Microalgal protein hydrolysates have also been screened for antimicrobial activities (Mayer et al. 2009). In this study, E. coli (Gram-negative bacteria), S. aureus (Gram-positive bacteria), and C. albicans (fungus) strains have been used in the frame of disc diffusion tests. The dose-independent antimicrobial activity of the microalgal samples is determined measuring the zone diameter. The zone diameter was 3.5 ± 0.5 cm for all of the test organisms which are exposed to reference antibiotic gentamicin. In the UTS, pancreatic hydrolysates and residual biomass were screened for antimicrobial activity; however, there were no observed zones on petri dishes. Even though some microalgae are known to synthesize antimicrobial compounds under stress conditions, in this study at least, pancreatic digests did not display any antimicrobial activity.
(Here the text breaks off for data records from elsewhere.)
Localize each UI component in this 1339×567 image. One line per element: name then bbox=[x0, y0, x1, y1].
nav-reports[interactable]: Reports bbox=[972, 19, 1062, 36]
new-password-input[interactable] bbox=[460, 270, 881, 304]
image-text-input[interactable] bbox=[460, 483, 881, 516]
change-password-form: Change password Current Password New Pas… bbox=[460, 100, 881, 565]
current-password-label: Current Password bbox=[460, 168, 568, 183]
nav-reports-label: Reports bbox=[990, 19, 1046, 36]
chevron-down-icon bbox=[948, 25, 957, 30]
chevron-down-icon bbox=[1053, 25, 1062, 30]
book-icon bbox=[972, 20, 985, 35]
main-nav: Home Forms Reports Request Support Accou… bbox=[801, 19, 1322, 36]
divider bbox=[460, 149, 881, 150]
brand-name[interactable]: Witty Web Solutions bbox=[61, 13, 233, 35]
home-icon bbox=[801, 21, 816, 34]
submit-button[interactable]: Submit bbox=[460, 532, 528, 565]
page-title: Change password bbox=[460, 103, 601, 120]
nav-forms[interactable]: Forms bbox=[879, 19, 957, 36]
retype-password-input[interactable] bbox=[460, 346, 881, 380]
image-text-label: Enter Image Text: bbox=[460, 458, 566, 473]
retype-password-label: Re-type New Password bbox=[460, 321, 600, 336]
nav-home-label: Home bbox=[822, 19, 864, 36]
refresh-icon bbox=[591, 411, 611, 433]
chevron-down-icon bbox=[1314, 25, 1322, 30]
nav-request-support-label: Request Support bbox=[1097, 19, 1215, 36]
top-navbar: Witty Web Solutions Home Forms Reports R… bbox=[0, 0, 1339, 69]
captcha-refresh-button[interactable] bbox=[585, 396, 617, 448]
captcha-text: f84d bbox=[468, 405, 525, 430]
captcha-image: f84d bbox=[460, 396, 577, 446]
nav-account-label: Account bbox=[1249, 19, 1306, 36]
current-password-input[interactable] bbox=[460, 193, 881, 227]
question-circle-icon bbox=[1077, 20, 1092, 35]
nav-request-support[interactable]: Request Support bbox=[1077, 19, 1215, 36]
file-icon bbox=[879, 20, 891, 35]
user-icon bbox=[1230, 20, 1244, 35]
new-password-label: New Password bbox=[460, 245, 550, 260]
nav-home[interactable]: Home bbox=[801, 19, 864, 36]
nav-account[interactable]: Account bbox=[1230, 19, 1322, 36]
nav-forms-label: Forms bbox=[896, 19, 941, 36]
Other than a particular compound with antimicrobial activity, some previous studies report that solvent extracts in acetone, methanol, ethanol, or chloroform can show significant antimicrobial activity (Syed et al. 2015; Wan et al. 2014). The reason for this apparent activity is that because in solvent extraction methods, fatty acids and some algae-derived pigments are extracted. It is known that fatty acids like linolenic acid can show antimicrobial activity. In this study, due to enzymatic hydrolysis even if the microalgae species may have antimicrobial sequences, they may not be released within the enzyme hydrolysis environment.

Conclusion

The protein quality of a protein rich source is determined by the bioavailability values. With high protein content, antioxidant pigments, essential fatty acids, and algae-specific biochemical compounds, microalgae and cyanobacteria seem to be a promising feedstock for functional food formulation. Currently, the protein malnutrition is increasing and non-meal food formulations are marketed to provide sustainable and reliable protein sources. Recently, marketed products of Chlorella species are cell wall broken products with mechanical effects. Hydrolysates from S. platensis and C. vulgaris were used in the cultures of a mammalian cell line and they showed 25 and 32% cytotoxicity after 72 h, respectively. With an increase in the digestibility values and low cytotoxity, this study clearly states that microalgal proteins are potential for novel functional food formulation, especially for the ones who suffer from chronic disease with digestive malfunctions. As a final result, protein hydrolysates from microalgae and cyanobacteria can be replaced with conventional egg, dairy, and grain proteins as a reliable and sustainable source.